Bon, voilà qu'il me ressort du Jaurès, Condorcet va arriver… Et Freinet, et l'OCCE, et le GFEN, et Don Bosco, et Montessori, et le polonais Korczak, et Fernand Deligny… Et lui, dont il ne parlera pas mais qui savait si bien mettre en évidence toute l'intelligence potentielle des enfants pauvres, étouffée aujourd'hui par l'évaluationnite aigue.
Je me souviens bien, mon cher Paul. Comme un autre de mes maîtres, Victor HOST, directeur de recherche à l'INRP, tu me disais simplement: "Il y a trois types d'activités nécessaires à l'école :
1° des activités de construction des savoirs et des compétences par les élèves eux-mêmes placés dans des situations de recherche, de tâtonnement, d'expression/communication, de comparaison des procédures, de réflexion, de raisonnement, de justification des suppositions… de fabrication d'outils mentaux…
2° des activités d'exercice, d'entraînement, de fixation, de réinvestissement…
3° des activités d'évaluation…
Aujourd'hui, 90% du temps scolaire sont occupés par les activités de type 2 et 3. Toutes les activités de remédiation et toutes les activités d'aide aux devoirs sont de type 2, c'est-à-dire qu'elles ne sont que plâtre sur des jambes de bois… Pour améliorer la réussite scolaire, il faudrait au moins 50% du temps pour des activités de type 1 et donc une sérieuse réduction du temps d'enseignement collectif frontal. Et la remédiation n'a de sens que si elle est de type 1…"

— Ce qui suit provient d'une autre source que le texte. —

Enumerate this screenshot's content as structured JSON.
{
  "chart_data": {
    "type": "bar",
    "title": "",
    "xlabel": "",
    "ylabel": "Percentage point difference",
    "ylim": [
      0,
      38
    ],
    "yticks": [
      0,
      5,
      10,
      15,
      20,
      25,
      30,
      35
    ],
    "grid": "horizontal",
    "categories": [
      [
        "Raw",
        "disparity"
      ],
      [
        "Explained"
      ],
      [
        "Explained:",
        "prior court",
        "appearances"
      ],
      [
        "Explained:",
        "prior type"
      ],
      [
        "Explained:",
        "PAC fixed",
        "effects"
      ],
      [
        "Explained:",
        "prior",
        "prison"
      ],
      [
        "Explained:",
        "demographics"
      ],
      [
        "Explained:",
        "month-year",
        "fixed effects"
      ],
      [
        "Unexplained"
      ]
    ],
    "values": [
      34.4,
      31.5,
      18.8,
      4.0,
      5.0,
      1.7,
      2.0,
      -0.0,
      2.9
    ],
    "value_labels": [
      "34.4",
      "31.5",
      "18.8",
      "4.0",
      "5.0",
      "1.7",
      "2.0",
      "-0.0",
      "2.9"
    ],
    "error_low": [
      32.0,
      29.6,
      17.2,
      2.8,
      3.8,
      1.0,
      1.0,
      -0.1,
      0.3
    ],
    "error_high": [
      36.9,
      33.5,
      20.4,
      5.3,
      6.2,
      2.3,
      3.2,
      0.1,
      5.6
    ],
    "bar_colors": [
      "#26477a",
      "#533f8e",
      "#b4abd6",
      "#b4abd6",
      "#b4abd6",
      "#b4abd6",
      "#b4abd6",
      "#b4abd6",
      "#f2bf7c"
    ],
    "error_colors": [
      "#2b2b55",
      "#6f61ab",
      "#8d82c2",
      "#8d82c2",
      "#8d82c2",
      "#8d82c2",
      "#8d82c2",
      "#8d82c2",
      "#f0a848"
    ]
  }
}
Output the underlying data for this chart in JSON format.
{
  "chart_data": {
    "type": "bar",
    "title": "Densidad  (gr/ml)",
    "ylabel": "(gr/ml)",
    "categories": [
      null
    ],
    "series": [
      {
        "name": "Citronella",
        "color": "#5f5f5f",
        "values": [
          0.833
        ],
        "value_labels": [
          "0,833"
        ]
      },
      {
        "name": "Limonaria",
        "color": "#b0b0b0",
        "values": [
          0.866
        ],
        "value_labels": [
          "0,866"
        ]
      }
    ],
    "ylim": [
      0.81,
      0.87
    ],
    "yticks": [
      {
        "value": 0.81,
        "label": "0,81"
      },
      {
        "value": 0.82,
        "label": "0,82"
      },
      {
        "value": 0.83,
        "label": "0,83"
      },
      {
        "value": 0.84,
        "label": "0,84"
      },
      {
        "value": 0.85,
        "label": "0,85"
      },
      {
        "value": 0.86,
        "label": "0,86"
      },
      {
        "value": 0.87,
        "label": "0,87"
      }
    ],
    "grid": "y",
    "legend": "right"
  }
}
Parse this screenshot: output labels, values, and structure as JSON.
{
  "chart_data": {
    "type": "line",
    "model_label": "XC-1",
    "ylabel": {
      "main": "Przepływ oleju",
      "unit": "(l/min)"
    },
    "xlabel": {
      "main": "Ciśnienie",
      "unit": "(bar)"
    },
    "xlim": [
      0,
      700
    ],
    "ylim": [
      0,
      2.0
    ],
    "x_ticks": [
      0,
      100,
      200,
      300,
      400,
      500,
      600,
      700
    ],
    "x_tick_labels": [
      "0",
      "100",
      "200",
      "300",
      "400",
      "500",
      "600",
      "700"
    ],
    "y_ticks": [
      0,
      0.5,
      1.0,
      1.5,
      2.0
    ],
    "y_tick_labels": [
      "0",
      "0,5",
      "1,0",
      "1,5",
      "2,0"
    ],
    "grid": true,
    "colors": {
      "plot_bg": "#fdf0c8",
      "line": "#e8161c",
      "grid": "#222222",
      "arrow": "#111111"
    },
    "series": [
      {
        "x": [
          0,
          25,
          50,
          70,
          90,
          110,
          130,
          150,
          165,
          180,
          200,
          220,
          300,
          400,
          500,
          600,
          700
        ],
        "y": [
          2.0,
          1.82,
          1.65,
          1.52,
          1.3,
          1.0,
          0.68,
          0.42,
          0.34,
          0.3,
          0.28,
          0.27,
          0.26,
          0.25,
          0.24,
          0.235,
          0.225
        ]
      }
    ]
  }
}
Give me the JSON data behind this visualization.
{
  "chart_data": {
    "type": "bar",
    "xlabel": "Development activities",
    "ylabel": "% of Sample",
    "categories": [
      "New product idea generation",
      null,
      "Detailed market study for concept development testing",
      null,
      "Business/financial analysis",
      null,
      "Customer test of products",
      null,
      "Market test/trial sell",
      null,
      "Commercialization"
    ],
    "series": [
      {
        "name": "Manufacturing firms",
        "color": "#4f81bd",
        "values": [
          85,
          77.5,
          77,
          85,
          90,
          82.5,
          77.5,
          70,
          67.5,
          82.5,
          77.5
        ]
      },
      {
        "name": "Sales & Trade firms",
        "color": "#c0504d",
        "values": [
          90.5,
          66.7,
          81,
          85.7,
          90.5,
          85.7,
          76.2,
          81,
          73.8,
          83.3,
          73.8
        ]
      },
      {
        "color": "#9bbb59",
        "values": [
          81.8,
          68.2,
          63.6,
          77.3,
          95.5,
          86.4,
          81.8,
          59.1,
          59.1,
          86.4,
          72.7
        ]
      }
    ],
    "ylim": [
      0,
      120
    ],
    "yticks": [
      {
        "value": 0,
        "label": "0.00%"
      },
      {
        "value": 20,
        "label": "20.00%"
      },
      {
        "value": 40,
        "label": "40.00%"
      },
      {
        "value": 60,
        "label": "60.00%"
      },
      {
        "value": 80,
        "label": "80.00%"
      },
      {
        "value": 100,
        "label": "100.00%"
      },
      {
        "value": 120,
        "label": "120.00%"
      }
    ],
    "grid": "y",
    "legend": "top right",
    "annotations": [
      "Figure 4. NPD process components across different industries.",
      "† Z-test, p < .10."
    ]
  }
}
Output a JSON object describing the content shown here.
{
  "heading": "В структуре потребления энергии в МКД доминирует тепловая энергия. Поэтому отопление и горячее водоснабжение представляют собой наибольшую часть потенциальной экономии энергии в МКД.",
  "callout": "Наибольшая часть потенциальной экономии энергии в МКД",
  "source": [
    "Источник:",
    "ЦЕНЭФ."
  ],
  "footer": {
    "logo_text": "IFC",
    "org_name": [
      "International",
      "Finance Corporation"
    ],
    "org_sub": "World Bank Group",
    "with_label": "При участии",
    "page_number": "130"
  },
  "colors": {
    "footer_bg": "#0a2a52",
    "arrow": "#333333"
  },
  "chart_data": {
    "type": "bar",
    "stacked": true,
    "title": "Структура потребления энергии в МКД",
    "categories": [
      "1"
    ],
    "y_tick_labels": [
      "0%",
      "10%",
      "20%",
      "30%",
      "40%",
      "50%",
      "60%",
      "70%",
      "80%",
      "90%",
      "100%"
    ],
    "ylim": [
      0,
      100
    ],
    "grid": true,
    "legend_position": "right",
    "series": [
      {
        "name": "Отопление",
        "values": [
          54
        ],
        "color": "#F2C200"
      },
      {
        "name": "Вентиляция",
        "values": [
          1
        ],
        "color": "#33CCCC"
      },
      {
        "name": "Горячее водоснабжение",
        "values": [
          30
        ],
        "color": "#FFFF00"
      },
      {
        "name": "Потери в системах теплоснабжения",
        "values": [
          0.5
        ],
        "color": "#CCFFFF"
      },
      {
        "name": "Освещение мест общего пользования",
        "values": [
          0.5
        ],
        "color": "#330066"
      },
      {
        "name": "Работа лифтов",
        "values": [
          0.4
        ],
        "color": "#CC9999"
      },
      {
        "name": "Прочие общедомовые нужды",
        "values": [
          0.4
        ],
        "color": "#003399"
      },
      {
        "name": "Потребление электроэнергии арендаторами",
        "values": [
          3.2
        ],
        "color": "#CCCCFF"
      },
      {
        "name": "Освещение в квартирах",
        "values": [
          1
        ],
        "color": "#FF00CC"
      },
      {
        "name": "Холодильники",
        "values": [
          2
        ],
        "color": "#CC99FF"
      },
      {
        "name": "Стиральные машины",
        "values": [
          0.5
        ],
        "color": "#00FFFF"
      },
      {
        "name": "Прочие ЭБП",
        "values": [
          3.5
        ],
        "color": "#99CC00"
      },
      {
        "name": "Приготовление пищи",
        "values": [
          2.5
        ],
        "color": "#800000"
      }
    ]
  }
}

Paul, tu avais déjà raison. Comment peut-on améliorer les performances des enfants si l'on n'est pas capable d'analyser les pratiques des maîtres et de les faire évoluer? D'ailleurs, quand j'interroge mes collègues: comment on fait pour piloter?, les réponses sont souvent floues et fuyantes. J'ai vu des tonnes de power point sur les performances des élèves, avec des graphes magnifiques et de jolies couleurs, et même avec des araignées qui descendent des plafonds, à en avoir la nausée. Je n'en ai jamais vu sur les pratiques pédagogiques des enseignants. Mais puisqu'il faut piloter, pilotons.
Piloter par les résultats des élèves sans savoir piloter les pratiques des enseignants… cela relève du gag. Or, comme le disait fort justement un expert, Claude THELOT, malgré la compétence des inspecteurs et des pilotes, on ne sait pas ce qui se passe réellement dans les classes…
Le vrai problème, derrière l'écran de fumée commode et snob du pilotage, n'est-il pas d'accompagner les enseignants à voir clair dans leurs représentations et leurs pratiques professionnelles et à mettre leurs actes en accord avec leurs valeurs?
Merci Paul de m'avoir réveillé une fois encore! Je vais me ranger du pilotage et de statistiques qui n'ont pas de sens et tenter de rester proche des enseignants pour les comprendre et les accompagner, les aider à faire mieux l'école. Ne t'inquiète pas. Je ne veux pas être pilote, je résiste et je m'indigne, tu sais que je n'ai jamais été un valet, même avec toi. Je veux être inspecteur, autant que possible intelligent, autant que possible sensible et humain… Mais je te le dis: ce n'est pas facile aujourd'hui face à l'adversité déguisée, à la complaisance colorisée et à la gloire du pilotage!